A tendência é que o julgamento do STF aperte o cerco e decida agora pela punição das plataformas, como prevê o PL das Fake News, por divulgação de conteúdos falsos ou que incitem crimes.
A análise do assunto ocorre justamente no momento em que Elon Musk ameaça descumprir as leis do Brasil e liberar contas bloqueadas pelo STF. Chamado de “ditador brutal” por Musk, o ministro Alexandre de Moraes determinou a abertura de inquérito para apurar a conduta do dono do X por obstrução de Justiça, “inclusive em organização criminosa e em incitação ao crime”.
O julgamento da constitucionalidade do artigo 19 do Marco Civil da Internet estava previsto para o ano passado, mas acabou adiado por solicitação do próprio Lira.

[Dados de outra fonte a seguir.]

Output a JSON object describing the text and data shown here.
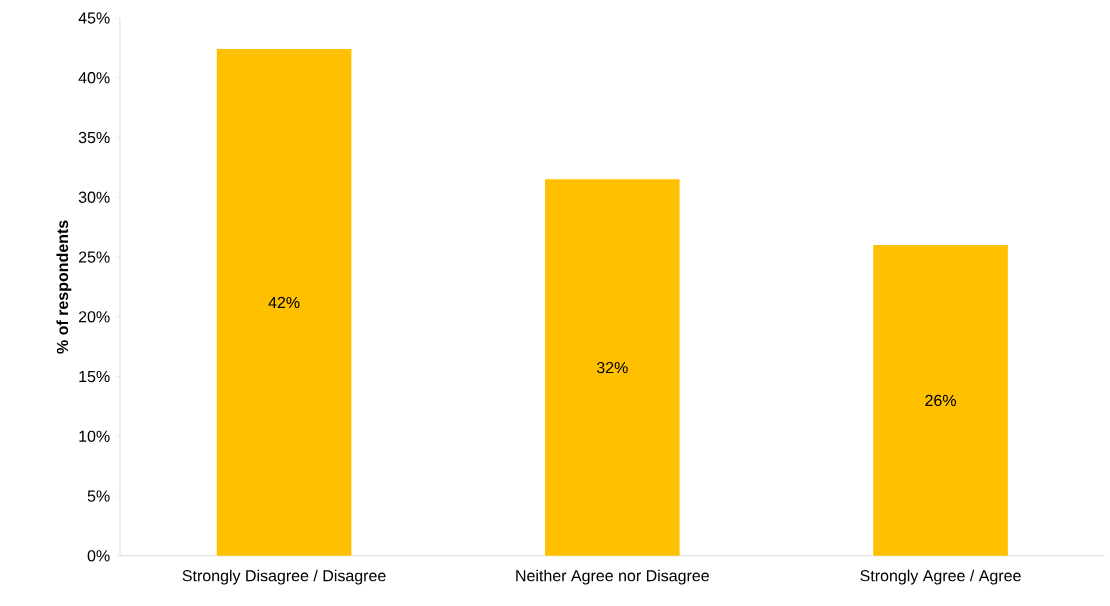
{
  "chart_data": {
    "type": "bar",
    "ylabel": "% of respondents",
    "categories": [
      "Strongly Disagree / Disagree",
      "Neither Agree nor Disagree",
      "Strongly Agree / Agree"
    ],
    "values": [
      42.4,
      31.5,
      26.0
    ],
    "value_labels": [
      "42%",
      "32%",
      "26%"
    ],
    "color": "#ffc000",
    "ylim": [
      0,
      45
    ],
    "yticks": [
      {
        "value": 0,
        "label": "0%"
      },
      {
        "value": 5,
        "label": "5%"
      },
      {
        "value": 10,
        "label": "10%"
      },
      {
        "value": 15,
        "label": "15%"
      },
      {
        "value": 20,
        "label": "20%"
      },
      {
        "value": 25,
        "label": "25%"
      },
      {
        "value": 30,
        "label": "30%"
      },
      {
        "value": 35,
        "label": "35%"
      },
      {
        "value": 40,
        "label": "40%"
      },
      {
        "value": 45,
        "label": "45%"
      }
    ],
    "grid": false
  }
}
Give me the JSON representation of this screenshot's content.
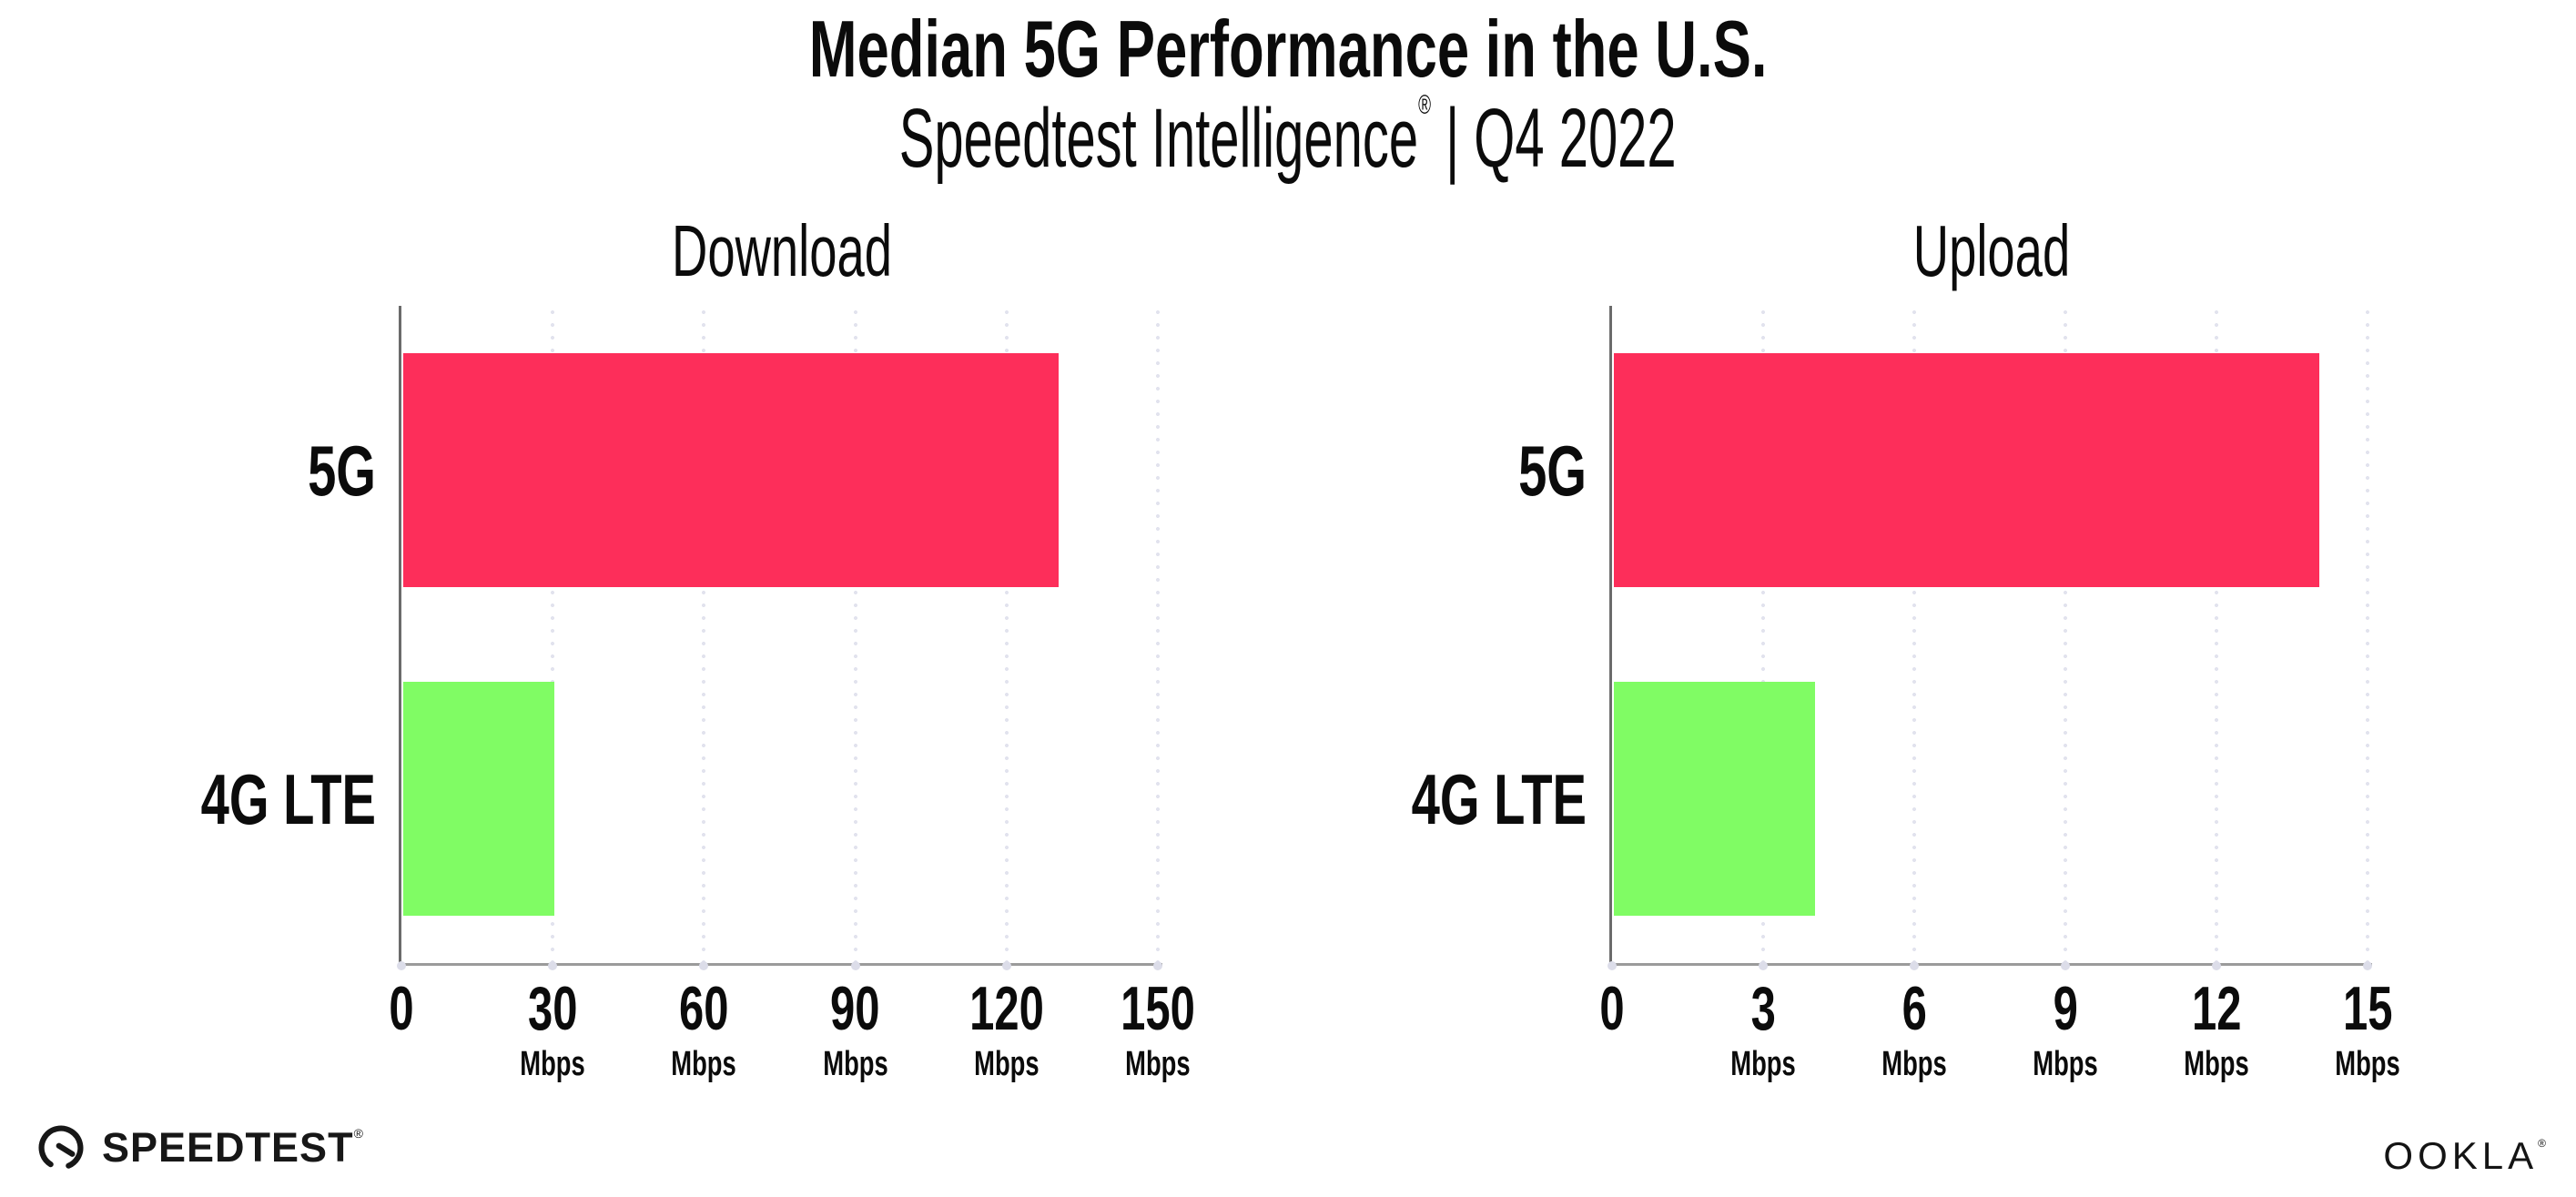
{
  "header": {
    "title": "Median 5G Performance in the U.S.",
    "subtitle_brand": "Speedtest Intelligence",
    "subtitle_reg": "®",
    "subtitle_rest": "| Q4 2022"
  },
  "chart_data": [
    {
      "type": "bar",
      "orientation": "horizontal",
      "title": "Download",
      "categories": [
        "5G",
        "4G LTE"
      ],
      "values": [
        130,
        30
      ],
      "value_unit": "Mbps",
      "xlim": [
        0,
        150
      ],
      "xticks": [
        0,
        30,
        60,
        90,
        120,
        150
      ],
      "xtick_unit_label": "Mbps",
      "bar_colors": [
        "#fd2e5a",
        "#80fc64"
      ],
      "grid": "vertical-dotted",
      "legend_position": "none"
    },
    {
      "type": "bar",
      "orientation": "horizontal",
      "title": "Upload",
      "categories": [
        "5G",
        "4G LTE"
      ],
      "values": [
        14,
        4
      ],
      "value_unit": "Mbps",
      "xlim": [
        0,
        15
      ],
      "xticks": [
        0,
        3,
        6,
        9,
        12,
        15
      ],
      "xtick_unit_label": "Mbps",
      "bar_colors": [
        "#fd2e5a",
        "#80fc64"
      ],
      "grid": "vertical-dotted",
      "legend_position": "none"
    }
  ],
  "footer": {
    "speedtest_logo_text": "SPEEDTEST",
    "speedtest_reg": "®",
    "ookla_logo_text": "OOKLA",
    "ookla_reg": "®"
  },
  "colors": {
    "bar_5g": "#fd2e5a",
    "bar_4g_lte": "#80fc64",
    "gridline": "#e2e3ee",
    "x_axis": "#9b9b9b",
    "y_axis": "#6b6b6b",
    "text": "#0b0b0b"
  }
}
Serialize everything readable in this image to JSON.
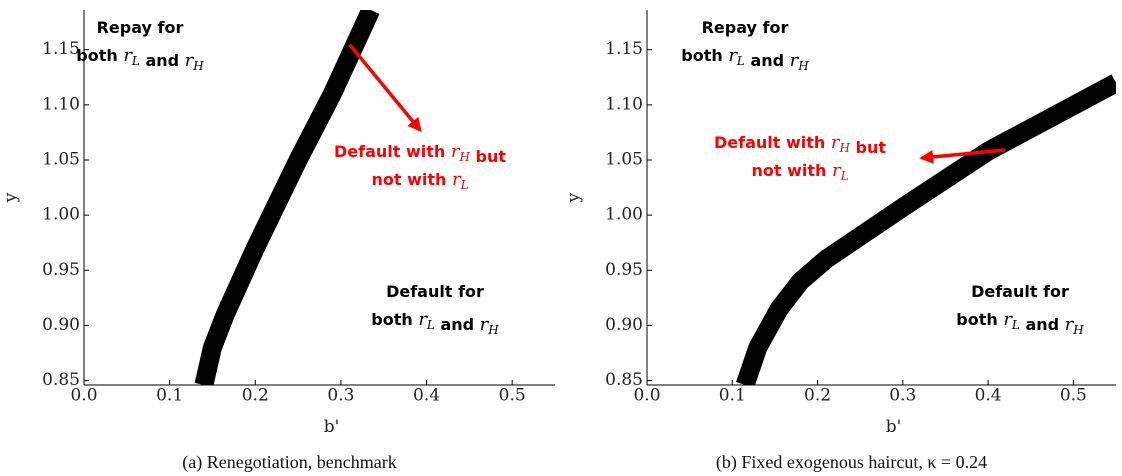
{
  "chart_data": [
    {
      "type": "line",
      "caption": "(a) Renegotiation, benchmark",
      "xlabel": "b'",
      "ylabel": "y",
      "xlim": [
        0,
        0.55
      ],
      "ylim": [
        0.846,
        1.186
      ],
      "xticks": [
        {
          "value": 0,
          "label": "0.0"
        },
        0.1,
        0.2,
        0.3,
        0.4,
        0.5
      ],
      "yticks": [
        0.85,
        {
          "value": 0.9,
          "label": "0.90"
        },
        0.95,
        {
          "value": 1,
          "label": "1.00"
        },
        1.05,
        {
          "value": 1.1,
          "label": "1.10"
        },
        1.15
      ],
      "x": [
        0.14,
        0.15,
        0.165,
        0.2,
        0.25,
        0.29,
        0.335
      ],
      "series": [
        {
          "color": "#000000",
          "values": [
            0.846,
            0.88,
            0.91,
            0.97,
            1.05,
            1.11,
            1.186
          ]
        }
      ],
      "annotations": [
        {
          "color": "#000000",
          "lines": [
            [
              "Repay for"
            ],
            [
              "both ",
              {
                "var": "r",
                "sub": "L"
              },
              " and ",
              {
                "var": "r",
                "sub": "H"
              }
            ]
          ]
        },
        {
          "color": "#ff0000",
          "lines": [
            [
              "Default with ",
              {
                "var": "r",
                "sub": "H"
              },
              " but"
            ],
            [
              "not with ",
              {
                "var": "r",
                "sub": "L"
              }
            ]
          ]
        },
        {
          "color": "#000000",
          "lines": [
            [
              "Default for"
            ],
            [
              "both ",
              {
                "var": "r",
                "sub": "L"
              },
              " and ",
              {
                "var": "r",
                "sub": "H"
              }
            ]
          ]
        }
      ]
    },
    {
      "type": "line",
      "caption": "(b) Fixed exogenous haircut, κ = 0.24",
      "xlabel": "b'",
      "ylabel": "y",
      "xlim": [
        0,
        0.55
      ],
      "ylim": [
        0.846,
        1.186
      ],
      "xticks": [
        {
          "value": 0,
          "label": "0.0"
        },
        0.1,
        0.2,
        0.3,
        0.4,
        0.5
      ],
      "yticks": [
        0.85,
        {
          "value": 0.9,
          "label": "0.90"
        },
        0.95,
        {
          "value": 1,
          "label": "1.00"
        },
        1.05,
        {
          "value": 1.1,
          "label": "1.10"
        },
        1.15
      ],
      "x": [
        0.115,
        0.13,
        0.155,
        0.18,
        0.21,
        0.3,
        0.4,
        0.55
      ],
      "series": [
        {
          "color": "#000000",
          "values": [
            0.846,
            0.88,
            0.915,
            0.94,
            0.96,
            1.007,
            1.058,
            1.12
          ]
        }
      ],
      "annotations": [
        {
          "color": "#000000",
          "lines": [
            [
              "Repay for"
            ],
            [
              "both ",
              {
                "var": "r",
                "sub": "L"
              },
              " and ",
              {
                "var": "r",
                "sub": "H"
              }
            ]
          ]
        },
        {
          "color": "#ff0000",
          "lines": [
            [
              "Default with ",
              {
                "var": "r",
                "sub": "H"
              },
              " but"
            ],
            [
              "not with ",
              {
                "var": "r",
                "sub": "L"
              }
            ]
          ]
        },
        {
          "color": "#000000",
          "lines": [
            [
              "Default for"
            ],
            [
              "both ",
              {
                "var": "r",
                "sub": "L"
              },
              " and ",
              {
                "var": "r",
                "sub": "H"
              }
            ]
          ]
        }
      ]
    }
  ]
}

Foi ele quem pediu que a Corte aguardasse a votação do PL das Fake News, agora enterrado.
Lira não pode e nem tem interesse em enfrentar o STF. O presidente da Câmara é devedor da Corte, principalmente do ministro Gilmar Mendes, que barrou investigações contra ele sobre desvios de recursos públicos em contratos de kit de robótica para escolas de Alagoas.
Ao mesmo tempo, como precisa do apoio de bolsonaristas para fazer seu sucessor, Lira tenta ganhar tempo na polêmica referente às redes sociais.